The Neolithic age, also known as the "New Stone Age" (from the Greek, neo meaning new and lithos, meaning stone), was a period of human prehistory beginning around 10,200 BCE. It ended with the Bronze Age, which occurred between 4500 and 2000 BCE, depending on the civilization. It was during the Neolithic age that human beings invented permanent housing structures.
The Neolithic age began with agricultural revolution, when human beings invented farming. Neolithic culture first emerged in the Levant, the area of modern day Israel and the West Bank, between 10,200 and 8800 BCE. It was there that people first began cultivating wild cereals, which evolved into farming. Faming communities then spread outward, to Mesopotamia, Asia Minor, and North Africa. Neolithic farming was largely restricted to einkorn wheat, millet, and spelt, but also included the domestication of dogs, sheep, and goats. Later, around 6900-6400 BCE, cattle and pigs were domesticated as well.

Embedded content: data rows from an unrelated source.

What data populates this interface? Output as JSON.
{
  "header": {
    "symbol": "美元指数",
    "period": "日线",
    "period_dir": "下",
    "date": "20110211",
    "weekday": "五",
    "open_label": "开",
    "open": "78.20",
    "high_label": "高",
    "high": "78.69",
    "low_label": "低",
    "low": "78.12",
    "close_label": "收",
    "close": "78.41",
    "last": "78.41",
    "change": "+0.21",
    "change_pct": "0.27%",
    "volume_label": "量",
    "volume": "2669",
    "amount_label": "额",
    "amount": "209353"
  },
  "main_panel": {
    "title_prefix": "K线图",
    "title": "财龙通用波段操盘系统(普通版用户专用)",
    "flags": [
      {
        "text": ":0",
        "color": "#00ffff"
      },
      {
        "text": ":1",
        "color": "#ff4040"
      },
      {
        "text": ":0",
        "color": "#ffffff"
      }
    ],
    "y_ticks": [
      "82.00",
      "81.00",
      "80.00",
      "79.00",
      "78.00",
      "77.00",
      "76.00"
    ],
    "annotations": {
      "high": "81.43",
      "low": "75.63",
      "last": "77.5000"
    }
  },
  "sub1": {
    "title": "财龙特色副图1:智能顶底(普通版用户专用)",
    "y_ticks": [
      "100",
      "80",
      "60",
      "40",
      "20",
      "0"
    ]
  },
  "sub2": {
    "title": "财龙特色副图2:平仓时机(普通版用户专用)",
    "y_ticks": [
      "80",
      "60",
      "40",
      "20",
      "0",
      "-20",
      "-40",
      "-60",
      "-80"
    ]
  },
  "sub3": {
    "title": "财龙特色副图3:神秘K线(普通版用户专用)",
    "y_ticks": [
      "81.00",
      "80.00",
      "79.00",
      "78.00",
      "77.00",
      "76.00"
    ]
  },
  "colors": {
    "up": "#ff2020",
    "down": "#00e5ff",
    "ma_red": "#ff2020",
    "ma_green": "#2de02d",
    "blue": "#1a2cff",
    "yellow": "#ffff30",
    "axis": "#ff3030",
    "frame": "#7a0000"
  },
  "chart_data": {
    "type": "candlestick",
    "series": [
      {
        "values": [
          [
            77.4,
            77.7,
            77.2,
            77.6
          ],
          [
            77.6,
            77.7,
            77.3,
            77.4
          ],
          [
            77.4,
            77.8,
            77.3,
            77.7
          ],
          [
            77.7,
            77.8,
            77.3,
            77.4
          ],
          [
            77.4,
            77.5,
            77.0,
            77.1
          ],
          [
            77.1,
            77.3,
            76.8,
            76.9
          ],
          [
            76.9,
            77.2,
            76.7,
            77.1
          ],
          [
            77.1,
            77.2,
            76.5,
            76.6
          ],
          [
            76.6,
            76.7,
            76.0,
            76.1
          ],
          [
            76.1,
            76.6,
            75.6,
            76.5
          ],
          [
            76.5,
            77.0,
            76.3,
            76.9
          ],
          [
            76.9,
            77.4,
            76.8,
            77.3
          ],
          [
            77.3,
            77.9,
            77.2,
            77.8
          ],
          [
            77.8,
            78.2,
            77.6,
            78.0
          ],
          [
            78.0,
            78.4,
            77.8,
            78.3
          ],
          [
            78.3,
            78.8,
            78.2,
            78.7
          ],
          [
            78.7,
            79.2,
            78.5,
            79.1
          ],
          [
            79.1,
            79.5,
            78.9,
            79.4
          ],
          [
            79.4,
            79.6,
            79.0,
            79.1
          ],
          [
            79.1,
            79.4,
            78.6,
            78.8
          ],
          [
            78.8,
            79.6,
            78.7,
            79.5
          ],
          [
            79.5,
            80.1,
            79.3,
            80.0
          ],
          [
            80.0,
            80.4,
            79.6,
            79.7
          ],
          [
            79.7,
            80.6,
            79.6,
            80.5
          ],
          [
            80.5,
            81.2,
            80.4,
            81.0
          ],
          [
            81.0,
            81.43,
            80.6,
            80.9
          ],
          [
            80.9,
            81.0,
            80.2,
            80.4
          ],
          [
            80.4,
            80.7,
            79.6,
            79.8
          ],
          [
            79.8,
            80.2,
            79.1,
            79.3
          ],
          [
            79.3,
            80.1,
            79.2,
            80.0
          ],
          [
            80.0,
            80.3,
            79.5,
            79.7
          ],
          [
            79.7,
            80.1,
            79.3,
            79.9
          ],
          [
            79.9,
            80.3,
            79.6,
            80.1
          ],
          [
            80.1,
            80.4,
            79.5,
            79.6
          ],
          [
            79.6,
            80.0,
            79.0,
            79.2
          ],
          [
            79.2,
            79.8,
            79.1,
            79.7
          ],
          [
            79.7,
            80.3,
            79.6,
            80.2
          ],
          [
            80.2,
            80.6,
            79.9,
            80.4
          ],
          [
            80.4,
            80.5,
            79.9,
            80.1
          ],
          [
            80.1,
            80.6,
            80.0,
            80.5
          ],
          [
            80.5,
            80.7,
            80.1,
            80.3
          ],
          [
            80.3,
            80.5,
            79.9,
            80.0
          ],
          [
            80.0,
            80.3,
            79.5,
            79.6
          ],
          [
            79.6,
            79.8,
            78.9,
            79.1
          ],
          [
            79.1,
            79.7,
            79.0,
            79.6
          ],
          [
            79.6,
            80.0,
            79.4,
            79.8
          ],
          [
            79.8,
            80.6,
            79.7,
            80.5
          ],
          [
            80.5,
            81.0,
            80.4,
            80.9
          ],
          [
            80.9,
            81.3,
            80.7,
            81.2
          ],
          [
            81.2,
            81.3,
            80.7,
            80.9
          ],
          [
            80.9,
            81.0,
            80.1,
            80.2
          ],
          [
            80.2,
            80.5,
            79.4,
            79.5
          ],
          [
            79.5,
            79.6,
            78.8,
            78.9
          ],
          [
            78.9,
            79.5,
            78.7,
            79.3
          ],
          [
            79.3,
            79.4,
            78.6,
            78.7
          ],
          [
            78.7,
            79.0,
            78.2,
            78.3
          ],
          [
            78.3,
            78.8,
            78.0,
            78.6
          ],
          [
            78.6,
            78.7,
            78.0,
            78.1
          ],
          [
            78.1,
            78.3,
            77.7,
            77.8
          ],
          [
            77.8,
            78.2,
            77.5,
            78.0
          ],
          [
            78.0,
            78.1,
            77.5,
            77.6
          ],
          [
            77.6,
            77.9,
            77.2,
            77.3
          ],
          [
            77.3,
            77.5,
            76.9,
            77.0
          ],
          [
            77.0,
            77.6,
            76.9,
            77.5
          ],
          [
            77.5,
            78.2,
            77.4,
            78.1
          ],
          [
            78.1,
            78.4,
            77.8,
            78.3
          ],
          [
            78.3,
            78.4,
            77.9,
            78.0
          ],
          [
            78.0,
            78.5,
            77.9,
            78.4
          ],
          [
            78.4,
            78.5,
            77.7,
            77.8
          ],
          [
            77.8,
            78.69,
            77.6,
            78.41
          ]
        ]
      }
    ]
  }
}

During the Neolithic age, humans lives in small tribal bands, with little scientific evidence of social stratification, which developed in the Bronze Age. Most Neolithic groups continued to be simple, egalitarian societies. It was the domestication of animals that provided the first increases in social inequality. The possession of animals became a sign of wealth, and those who controlled larger herds were able to acquire more livestock, and gain more power.